Chinese general AI agent developer Manus has reportedly laid off part of its workforce in China and shifted key technical employees to its Singapore headquarters. The company’s China operations currently includes around 120 staff.
Why it matters: The move underscores how emerging AI startups from China are increasingly relocating core operations overseas, amid a push for international markets and potential regulatory uncertainties at home. Manus has quickly become one of China’s most talked-about generative AI agent players, yet faces skepticism over its product depth and long-term monetization.
Details:On Tuesday night, Manus responded to Chinese media outlet The Paper, saying it had adjusted certain business teams to improve operational efficiency, and would continue to focus on developing its core business. In June, Manus’s head of product Zhang Tao publicly confirmed that the company had already moved its headquarters from China to Singapore.

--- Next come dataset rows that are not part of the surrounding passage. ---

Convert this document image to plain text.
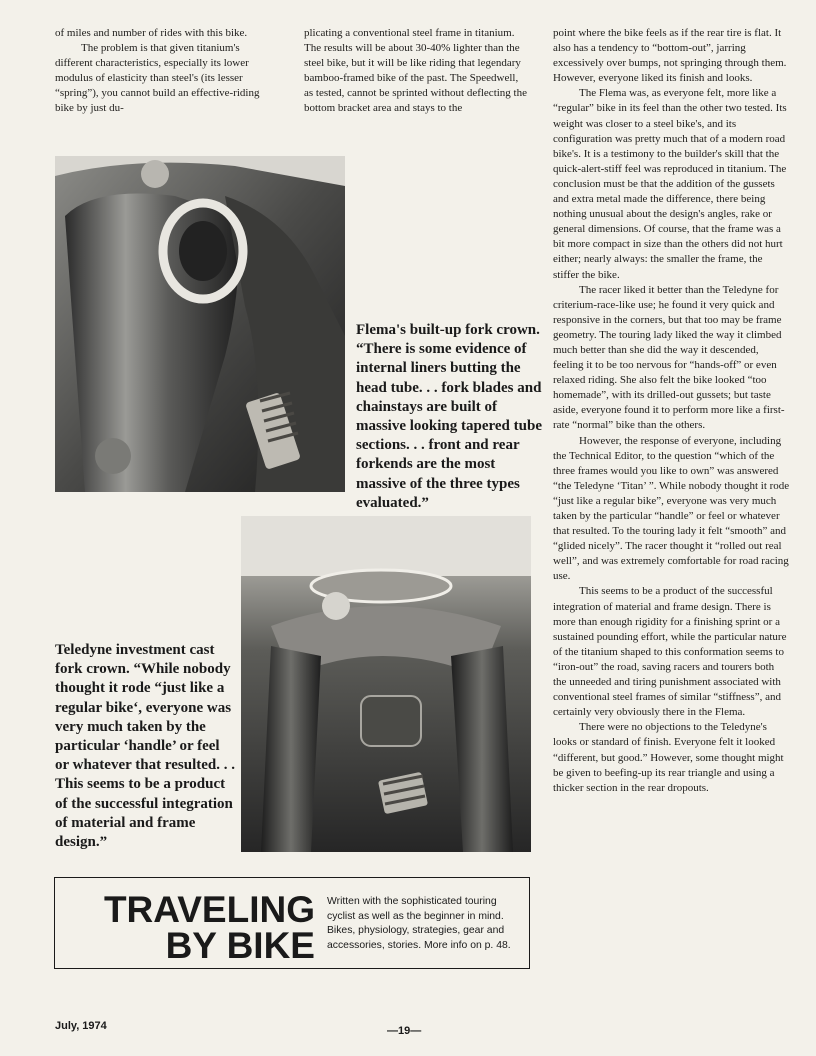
of miles and number of rides with this bike.

The problem is that given titanium's different characteristics, especially its lower modulus of elasticity than steel's (its lesser “spring”), you cannot build an effective-riding bike by just du-

plicating a conventional steel frame in titanium. The results will be about 30-40% lighter than the steel bike, but it will be like riding that legendary bamboo-framed bike of the past. The Speedwell, as tested, cannot be sprinted without deflecting the bottom bracket area and stays to the

point where the bike feels as if the rear tire is flat. It also has a tendency to “bottom-out”, jarring excessively over bumps, not springing through them. However, everyone liked its finish and looks.

The Flema was, as everyone felt, more like a “regular” bike in its feel than the other two tested. Its weight was closer to a steel bike's, and its configuration was pretty much that of a modern road bike's. It is a testimony to the builder's skill that the quick-alert-stiff feel was reproduced in titanium. The conclusion must be that the addition of the gussets and extra metal made the difference, there being nothing unusual about the design's angles, rake or general dimensions. Of course, that the frame was a bit more compact in size than the others did not hurt either; nearly always: the smaller the frame, the stiffer the bike.

The racer liked it better than the Teledyne for criterium-race-like use; he found it very quick and responsive in the corners, but that too may be frame geometry. The touring lady liked the way it climbed much better than she did the way it descended, feeling it to be too nervous for “hands-off” or even relaxed riding. She also felt the bike looked “too homemade”, with its drilled-out gussets; but taste aside, everyone found it to perform more like a first-rate “normal” bike than the others.

However, the response of everyone, including the Technical Editor, to the question “which of the three frames would you like to own” was answered “the Teledyne ‘Titan’ ”. While nobody thought it rode “just like a regular bike”, everyone was very much taken by the particular “handle” or feel or whatever that resulted. To the touring lady it felt “smooth” and “glided nicely”. The racer thought it “rolled out real well”, and was extremely comfortable for road racing use.

This seems to be a product of the successful integration of material and frame design. There is more than enough rigidity for a finishing sprint or a sustained pounding effort, while the particular nature of the titanium shaped to this conformation seems to “iron-out” the road, saving racers and tourers both the unneeded and tiring punishment associated with conventional steel frames of similar “stiffness”, and certainly very obviously there in the Flema.

There were no objections to the Teledyne's looks or standard of finish. Everyone felt it looked “different, but good.” However, some thought might be given to beefing-up its rear triangle and using a thicker section in the rear dropouts.

Flema's built-up fork crown. “There is some evidence of internal liners butting the head tube. . . fork blades and chainstays are built of massive looking tapered tube sections. . . front and rear forkends are the most massive of the three types evaluated.”
Teledyne investment cast fork crown. “While nobody thought it rode “just like a regular bike‘, everyone was very much taken by the particular ‘handle’ or feel or whatever that resulted. . . This seems to be a product of the successful integration of material and frame design.”
TRAVELING
BY BIKE
Written with the sophisticated touring cyclist as well as the beginner in mind. Bikes, physiology, strategies, gear and accessories, stories. More info on p. 48.
July, 1974	—19—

Context:Manus was launched this March by the Monica team, branding itself as the world’s first general-purpose AI agent capable of independently planning and executing complex tasks across areas like report writing, spreadsheet creation, resume screening, stock analysis, and travel planning. The product initially opened via invitation-only beta, with invite codes speculatively priced at over RMB 10,000 ($ 1,394), sparking accusations of hype-driven marketing.
- Manus’s parent, Butterfly Effect PTE. LTD., was incorporated in Singapore in August 2023. Founders Xiao Hong and Ji Yichao, both born in the 1990s, have backgrounds in software engineering and previously launched projects like the Monica AI browser plugin and the Rasgueado input method.
- In May, Bloomberg reported that Butterfly Effect, the Manus’s parent company, had raised $75 million in a round led by US venture capital firm Benchmark, valuing the company at $500 million. However, the investment is currently under review by the US Treasury Department.
- Since its surge in popularity, Manus has moved quickly on business partnerships and monetization. In March, it announced a strategic collaboration with Alibaba’s Qwen team to build Manus functionalities atop Tongyi’s open-source models. The same month, Manus rolled out paid plans. By June, it added text-to-video features.
It’s also notable that in May, reports surfaced claiming Manus’s parent company was seeking to raise $100 million at a $1.5 billion valuation. Manus denied the report, calling it “severely inaccurate,” and stated it was focusing on product development and user experience.